Lucien Levy-Bruhl 1857 – 1939

Lucien Levy-Bruhl was a French philosopher and ethnologist and one of the most influential and most controversial of the early twentieth-century students of comparative thought. Long-time professor at the Sorbonne, he produced a series of major works including How Natives Think, Primitive Mentality, and The Soul of the Primitive, in which he argued that what he called the primitive mentality is governed by a logic of mystical participation rather than by the law of non-contradiction. In his late Notebooks he substantially revised the sharp contrast between primitive and civilized thought for which his earlier work was famous, an honest second thought that has shaped subsequent anthropological philosophy.

Key facts

Nationality
French
Era
Contemporary
Movements
Continental

Selected quotes

  • Attributed to Lucien Levy-Bruhl:

    “There is more than one way for the human mind to grasp the world.”

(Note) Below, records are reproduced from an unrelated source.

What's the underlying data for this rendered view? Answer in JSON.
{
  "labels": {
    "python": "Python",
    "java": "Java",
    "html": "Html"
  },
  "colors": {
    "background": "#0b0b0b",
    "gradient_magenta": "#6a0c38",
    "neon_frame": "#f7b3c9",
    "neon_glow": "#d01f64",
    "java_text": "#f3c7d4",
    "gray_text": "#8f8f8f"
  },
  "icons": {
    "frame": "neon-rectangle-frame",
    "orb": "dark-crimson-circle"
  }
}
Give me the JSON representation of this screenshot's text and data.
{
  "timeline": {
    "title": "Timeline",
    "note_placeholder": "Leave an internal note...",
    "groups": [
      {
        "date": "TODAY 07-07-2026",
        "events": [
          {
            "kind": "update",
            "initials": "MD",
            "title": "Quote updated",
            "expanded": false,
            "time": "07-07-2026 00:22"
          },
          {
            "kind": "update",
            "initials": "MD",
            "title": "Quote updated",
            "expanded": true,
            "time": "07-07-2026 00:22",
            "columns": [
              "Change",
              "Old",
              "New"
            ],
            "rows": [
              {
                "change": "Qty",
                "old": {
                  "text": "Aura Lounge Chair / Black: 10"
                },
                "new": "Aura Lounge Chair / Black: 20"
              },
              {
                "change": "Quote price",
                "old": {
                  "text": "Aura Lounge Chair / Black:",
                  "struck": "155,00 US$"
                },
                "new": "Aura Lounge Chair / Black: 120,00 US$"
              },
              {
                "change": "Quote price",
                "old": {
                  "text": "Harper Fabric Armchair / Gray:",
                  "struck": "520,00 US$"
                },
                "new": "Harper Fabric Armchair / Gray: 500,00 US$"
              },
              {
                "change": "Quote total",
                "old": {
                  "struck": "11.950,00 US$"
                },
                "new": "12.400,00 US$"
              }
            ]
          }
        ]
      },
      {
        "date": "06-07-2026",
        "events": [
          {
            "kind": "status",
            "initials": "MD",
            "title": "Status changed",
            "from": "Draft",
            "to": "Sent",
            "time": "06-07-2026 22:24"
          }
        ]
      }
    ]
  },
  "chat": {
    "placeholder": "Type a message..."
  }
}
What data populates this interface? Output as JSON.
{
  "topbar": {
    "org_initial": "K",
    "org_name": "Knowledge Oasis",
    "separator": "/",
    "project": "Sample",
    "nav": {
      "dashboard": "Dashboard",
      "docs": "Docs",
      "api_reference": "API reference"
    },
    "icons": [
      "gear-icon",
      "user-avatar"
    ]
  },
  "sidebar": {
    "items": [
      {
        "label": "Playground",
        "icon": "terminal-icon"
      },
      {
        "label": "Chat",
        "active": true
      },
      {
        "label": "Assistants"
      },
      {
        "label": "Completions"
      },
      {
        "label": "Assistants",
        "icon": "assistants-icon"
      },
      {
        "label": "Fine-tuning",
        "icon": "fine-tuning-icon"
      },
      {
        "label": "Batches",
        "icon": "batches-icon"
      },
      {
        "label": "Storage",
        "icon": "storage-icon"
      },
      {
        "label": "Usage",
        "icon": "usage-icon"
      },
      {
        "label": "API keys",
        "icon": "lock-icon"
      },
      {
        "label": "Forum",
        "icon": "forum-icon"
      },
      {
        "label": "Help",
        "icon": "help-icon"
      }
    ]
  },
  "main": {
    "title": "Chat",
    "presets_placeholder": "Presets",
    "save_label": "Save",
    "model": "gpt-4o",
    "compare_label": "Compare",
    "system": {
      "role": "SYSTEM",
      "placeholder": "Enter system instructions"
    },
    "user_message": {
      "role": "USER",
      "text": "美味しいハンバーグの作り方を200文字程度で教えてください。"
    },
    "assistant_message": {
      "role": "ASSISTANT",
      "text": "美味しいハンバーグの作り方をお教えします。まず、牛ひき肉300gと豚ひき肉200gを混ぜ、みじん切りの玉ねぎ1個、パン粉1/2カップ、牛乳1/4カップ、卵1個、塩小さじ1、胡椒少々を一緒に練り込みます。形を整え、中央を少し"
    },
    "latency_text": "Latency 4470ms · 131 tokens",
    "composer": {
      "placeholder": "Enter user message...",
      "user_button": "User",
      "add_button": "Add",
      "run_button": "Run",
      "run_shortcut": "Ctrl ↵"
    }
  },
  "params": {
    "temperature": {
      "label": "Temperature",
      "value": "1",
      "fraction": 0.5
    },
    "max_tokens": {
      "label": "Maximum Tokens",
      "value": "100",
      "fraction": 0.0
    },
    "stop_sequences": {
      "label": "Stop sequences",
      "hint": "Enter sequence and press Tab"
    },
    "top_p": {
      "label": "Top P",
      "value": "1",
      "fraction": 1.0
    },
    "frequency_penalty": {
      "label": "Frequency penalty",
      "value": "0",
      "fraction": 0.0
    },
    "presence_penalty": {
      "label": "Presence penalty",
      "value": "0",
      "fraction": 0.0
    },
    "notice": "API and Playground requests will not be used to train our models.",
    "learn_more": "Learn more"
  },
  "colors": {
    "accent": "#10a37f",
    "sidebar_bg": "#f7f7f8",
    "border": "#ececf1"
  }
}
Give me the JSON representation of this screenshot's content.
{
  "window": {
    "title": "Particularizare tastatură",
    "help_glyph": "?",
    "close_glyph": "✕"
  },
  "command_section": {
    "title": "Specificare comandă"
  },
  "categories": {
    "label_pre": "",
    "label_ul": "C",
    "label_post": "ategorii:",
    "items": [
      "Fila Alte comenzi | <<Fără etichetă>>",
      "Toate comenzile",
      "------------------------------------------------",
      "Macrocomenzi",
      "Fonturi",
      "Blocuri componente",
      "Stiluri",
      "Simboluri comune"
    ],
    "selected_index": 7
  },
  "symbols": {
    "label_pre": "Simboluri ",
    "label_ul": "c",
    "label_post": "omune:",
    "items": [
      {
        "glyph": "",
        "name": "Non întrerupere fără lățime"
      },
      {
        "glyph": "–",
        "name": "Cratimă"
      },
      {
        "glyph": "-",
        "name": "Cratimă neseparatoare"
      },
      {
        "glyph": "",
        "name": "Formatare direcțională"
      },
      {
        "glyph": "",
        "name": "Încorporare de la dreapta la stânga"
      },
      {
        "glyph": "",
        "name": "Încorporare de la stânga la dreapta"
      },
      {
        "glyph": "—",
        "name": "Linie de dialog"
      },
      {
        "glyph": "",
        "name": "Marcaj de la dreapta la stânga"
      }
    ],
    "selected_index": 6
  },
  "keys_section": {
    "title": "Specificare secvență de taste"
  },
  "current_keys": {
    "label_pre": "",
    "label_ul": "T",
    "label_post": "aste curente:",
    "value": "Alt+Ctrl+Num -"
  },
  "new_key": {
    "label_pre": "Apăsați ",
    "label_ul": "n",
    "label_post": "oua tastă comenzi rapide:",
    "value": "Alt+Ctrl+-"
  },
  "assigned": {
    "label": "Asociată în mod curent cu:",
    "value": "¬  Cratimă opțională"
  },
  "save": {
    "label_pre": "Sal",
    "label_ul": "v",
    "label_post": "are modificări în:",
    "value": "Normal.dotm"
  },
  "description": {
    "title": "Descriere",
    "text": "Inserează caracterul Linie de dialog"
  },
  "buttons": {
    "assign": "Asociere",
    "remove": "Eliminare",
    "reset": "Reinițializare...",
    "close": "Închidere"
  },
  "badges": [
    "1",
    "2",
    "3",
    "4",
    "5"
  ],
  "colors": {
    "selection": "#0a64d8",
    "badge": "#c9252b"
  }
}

  • Attributed to Lucien Levy-Bruhl:

    “What we call logic is one form of thought among many.”

  • Attributed to Lucien Levy-Bruhl:

    “Mystical participation precedes the law of non-contradiction in the history of mind.”

  • Attributed to Lucien Levy-Bruhl:

    “Ethnology corrects the parochialism of philosophy.”

  • Attributed to Lucien Levy-Bruhl:

    “I have learned to mistrust my earlier confident contrasts.”